Fidelity Charitable, a public charity created by Fidelity Investments, uses its donor-advised fund to let people "gift" the right to direct charitable giving from their accounts. Donor-advised funds allow people to make contributions, take the tax deduction right away, and give the money to charities.
Fidelity's Gift4Giving lets people give family and friends anywhere from $50 to $5,000 from their accounts. Once the gift is received, recipients can make grants to charities of their choice.
If your granddaughter is, let's say, a passionate environmentalist, you can give her $500 through this program. She can then choose which environmental groups to support, dividing it as she sees fit.
Financial gifts can also be used to promote savings. Parents, for example, can fund Roth IRAs for their children. This gift only works if the child has earned income, which could range from baby-sitting money to paychecks from that job at the mall. Contributions can't exceed the kids' earnings, which should be declared on their tax returns. Earnings of less than $400 are not taxed, if they are only source of income, says Michael Kaplan, a Boston tax attorney.
"I did that for my son," said fee-only adviser Deborah Levenson of Braver Wealth Management in Needham. "I put in $2 for every $1 he put in his Roth." These retirement accounts are attractive because they grow tax-free and contributions can be withdrawn at any time without penalty.
A session with a financial planner or tax preparation with an accountant can be a great gift for young adults who are trying to figure out taxes, pay off school debt, or decide whether they can afford to buy a house. Costs vary, but fee-only planner Dana Levit of Paragon Financial Advisors in Newton estimated that basic planning might cost from $500 to $700.
Or you can sign them up for a program such as those offered by Society of Grownups, a Brookline company owned by the Springfield insurer MassMutual. It offers programs geared to millennials and their financial concerns. For $40, you could buy them a supper club discussion, while $100 will get 90 minutes of financial planning. Other programs are free but require registration.
Lots of parents like gifts that introduce their children to investing. Such gifts are best tailored to the age of the recipient, Levit said. Stock in Disney is a popular choice for young children, while Apple shares might be a good choice for those a bit older, she said, noting that such gifts help to connect investing with products the kids already like. "That way," she said, "they're a little more relevant to the kids than the S&P 500."
If the goal is to give a gift that builds a child's portfolio, consider mutual funds. A good choice here might be a broad-based market index fund such as Vanguard Total Stock Market Index, a low-cost diversified investment that can grow over time, Levit said. Or you might prefer a target-date mutual fund — which can be pegged to the start of college or retirement — that shifts to less-aggressive funds as that target gets closer.
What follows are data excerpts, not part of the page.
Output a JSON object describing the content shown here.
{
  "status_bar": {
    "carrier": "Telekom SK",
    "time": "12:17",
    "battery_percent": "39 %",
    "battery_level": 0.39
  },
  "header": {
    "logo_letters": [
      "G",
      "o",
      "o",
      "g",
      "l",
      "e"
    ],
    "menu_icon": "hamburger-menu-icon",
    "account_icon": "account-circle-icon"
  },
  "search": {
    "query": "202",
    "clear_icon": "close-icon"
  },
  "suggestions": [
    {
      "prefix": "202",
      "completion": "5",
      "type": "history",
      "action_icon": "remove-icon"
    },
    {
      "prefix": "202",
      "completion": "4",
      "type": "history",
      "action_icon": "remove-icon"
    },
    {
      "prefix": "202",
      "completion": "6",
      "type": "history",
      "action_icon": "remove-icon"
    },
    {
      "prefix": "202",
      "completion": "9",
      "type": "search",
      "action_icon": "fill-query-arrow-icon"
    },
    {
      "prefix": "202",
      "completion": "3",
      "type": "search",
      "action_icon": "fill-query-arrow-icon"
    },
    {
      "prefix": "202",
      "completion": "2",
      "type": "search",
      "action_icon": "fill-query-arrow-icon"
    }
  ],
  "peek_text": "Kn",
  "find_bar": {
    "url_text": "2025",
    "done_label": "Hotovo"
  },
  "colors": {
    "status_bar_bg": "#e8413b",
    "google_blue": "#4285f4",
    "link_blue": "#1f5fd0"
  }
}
Gifts of college funding can have a big effect, with parents and grandparents setting aside money to pay future tuition bills. One popular approach: A 529 college tuition savings plan, which allows invested money to grow tax free and remain free of taxes when it is withdrawn to pay for college.
When making financial gifts, keep an eye on the tax rules. The annual gift tax exemption, currently $14,000, lets you make annual gifts of up to the exemption amount without triggering any gift tax considerations. Married couples can combine their gifts, bringing the exempt amount to $28,000 this year.
There is no limit, however, on the amount of money you spend to pay someone else's tuition or medical bills, as long as the money is paid directly to the school or medical facility. You can also take advantage of special rules that allow you to fund a 529 plan using up to five years of your annual gift tax exemption — $70,000 under current limits — at one time.